Gabe Hall was among them, decked out in a NFL Bears script hat that spelled “Cocaine Bear” and a D.A.R.E. inspired “Cocaine Bear” shirt.

“I loved it,” he said. “I’d rated it a 8.5 out of 10.”

Hall said he heard about the movie, and after doing some research about the original story, knew he needed to see the bear in person at The Kentucky Theatre.

“It was just cocaine. There was a lot of cocaine in the movie,” Hall said.

The real bear has a complicated history of owners, adding to the level of legend already surrounding it.

According to the KY for KY Fun Mall’s website, after a Georgia medical examiner performed a necropsy on the bear, they gifted ownership of the bear to the Chattahoochee River National Recreation Area.

After a wildfire caused the park to evacuate, the park moved the Cocaine Bear taxidermy to a temporary storage facility.

Then the bear appeared in Las Vegas, where country star Waylon Jennings found it and gifted it to friend Roy Thompson.

Adam Lewis, an employee at the KY for KY Fun Mall, clarified the bear’s history of ownership.

“One thing I want people to know is Waylon Jennings did not own him,” Lewis said. “That’s a rumor that goes around, but it’s not true.”

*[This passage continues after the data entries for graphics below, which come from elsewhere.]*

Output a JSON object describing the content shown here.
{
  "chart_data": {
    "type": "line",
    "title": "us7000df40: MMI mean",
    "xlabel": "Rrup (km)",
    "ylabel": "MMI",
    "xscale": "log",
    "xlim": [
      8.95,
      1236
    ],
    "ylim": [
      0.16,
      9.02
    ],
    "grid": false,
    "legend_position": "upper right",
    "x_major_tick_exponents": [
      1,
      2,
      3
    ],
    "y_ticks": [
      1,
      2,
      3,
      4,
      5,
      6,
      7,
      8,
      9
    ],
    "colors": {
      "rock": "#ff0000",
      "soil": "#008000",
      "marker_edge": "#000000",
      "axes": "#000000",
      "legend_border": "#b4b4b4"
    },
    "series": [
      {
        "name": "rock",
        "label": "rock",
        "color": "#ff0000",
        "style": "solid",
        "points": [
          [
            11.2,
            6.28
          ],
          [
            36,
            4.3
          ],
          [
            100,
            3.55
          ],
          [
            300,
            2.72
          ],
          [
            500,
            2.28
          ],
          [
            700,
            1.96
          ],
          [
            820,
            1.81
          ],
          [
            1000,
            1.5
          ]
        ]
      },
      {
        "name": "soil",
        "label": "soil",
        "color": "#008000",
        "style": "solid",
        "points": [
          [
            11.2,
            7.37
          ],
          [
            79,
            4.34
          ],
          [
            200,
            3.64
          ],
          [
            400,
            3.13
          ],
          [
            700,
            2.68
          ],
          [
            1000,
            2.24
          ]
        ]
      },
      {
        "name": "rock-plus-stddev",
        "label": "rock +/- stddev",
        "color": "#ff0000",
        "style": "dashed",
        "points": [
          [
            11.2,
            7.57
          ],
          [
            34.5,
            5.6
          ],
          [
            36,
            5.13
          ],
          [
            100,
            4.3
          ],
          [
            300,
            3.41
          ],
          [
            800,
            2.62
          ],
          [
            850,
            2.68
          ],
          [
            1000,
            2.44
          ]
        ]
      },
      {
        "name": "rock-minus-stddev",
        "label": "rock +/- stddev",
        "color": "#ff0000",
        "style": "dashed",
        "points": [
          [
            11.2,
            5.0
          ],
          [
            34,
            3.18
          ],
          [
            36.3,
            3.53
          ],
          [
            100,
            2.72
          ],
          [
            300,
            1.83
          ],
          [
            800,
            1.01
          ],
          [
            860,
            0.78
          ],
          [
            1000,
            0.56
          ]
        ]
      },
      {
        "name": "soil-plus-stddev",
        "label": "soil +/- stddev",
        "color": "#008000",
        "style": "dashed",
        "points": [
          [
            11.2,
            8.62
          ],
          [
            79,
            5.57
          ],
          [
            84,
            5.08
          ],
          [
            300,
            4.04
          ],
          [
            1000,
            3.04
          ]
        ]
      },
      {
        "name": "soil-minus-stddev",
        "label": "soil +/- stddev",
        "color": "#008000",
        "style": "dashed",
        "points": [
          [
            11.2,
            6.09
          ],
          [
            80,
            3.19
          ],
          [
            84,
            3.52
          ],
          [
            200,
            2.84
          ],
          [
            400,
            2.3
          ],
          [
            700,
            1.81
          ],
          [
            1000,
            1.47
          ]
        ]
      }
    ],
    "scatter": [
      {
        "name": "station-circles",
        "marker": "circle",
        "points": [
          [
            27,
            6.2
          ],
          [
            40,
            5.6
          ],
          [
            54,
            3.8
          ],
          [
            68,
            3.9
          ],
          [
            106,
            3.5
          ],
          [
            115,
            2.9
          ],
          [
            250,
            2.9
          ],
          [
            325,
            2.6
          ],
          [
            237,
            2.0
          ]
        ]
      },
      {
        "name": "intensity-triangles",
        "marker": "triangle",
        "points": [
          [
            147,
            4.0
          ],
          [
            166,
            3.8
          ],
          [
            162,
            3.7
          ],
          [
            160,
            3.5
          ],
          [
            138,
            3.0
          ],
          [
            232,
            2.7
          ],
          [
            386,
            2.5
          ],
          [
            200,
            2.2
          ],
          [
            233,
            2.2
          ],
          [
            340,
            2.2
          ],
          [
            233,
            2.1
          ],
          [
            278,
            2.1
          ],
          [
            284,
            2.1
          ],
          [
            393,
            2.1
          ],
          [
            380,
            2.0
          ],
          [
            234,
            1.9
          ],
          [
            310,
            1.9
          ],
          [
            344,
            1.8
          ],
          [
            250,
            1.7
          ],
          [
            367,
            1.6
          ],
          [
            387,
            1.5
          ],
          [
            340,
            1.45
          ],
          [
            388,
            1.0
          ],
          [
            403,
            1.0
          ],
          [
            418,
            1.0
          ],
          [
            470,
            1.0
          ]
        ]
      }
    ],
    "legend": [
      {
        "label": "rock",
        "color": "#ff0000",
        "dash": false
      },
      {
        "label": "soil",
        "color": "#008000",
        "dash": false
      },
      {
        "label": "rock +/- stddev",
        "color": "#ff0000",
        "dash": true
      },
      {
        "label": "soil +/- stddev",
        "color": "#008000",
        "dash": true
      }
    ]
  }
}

Thompson passed away in 2009, causing his estate to be sold, and the bear switched hands once again.

In 2015, the KY for KY Fun Mall contacted the current owners of the bear and obtained ownership.

“The last people to own it was a couple in Reno, Nevada. The husband had passed away, the wife hated the bear, it was in his pharmacy,” Lewis said. “We got in contact with her, she said if we pay for shipping that we could have it.”

Lewis said since the KY for KY Fun Mall received the bear, the taxidermy has been on Roadside America, a website used for tourists to find “offbeat” attractions.

“That kind of made him semi-famous,” Lewis said. “Then when the movie released, it started getting international traffic. So we’ve had people from all over the world come visit the store.”

Lewis said the movie’s premiere brought the KY for KY Fun Mall to the full focus of national news networks.

“The Washington Post, The Wall Street Journal, Yahoo, Peacock, probably every news channel in Kentucky, within the last month for sure, we’ve been interviewed by everybody,” Lewis said.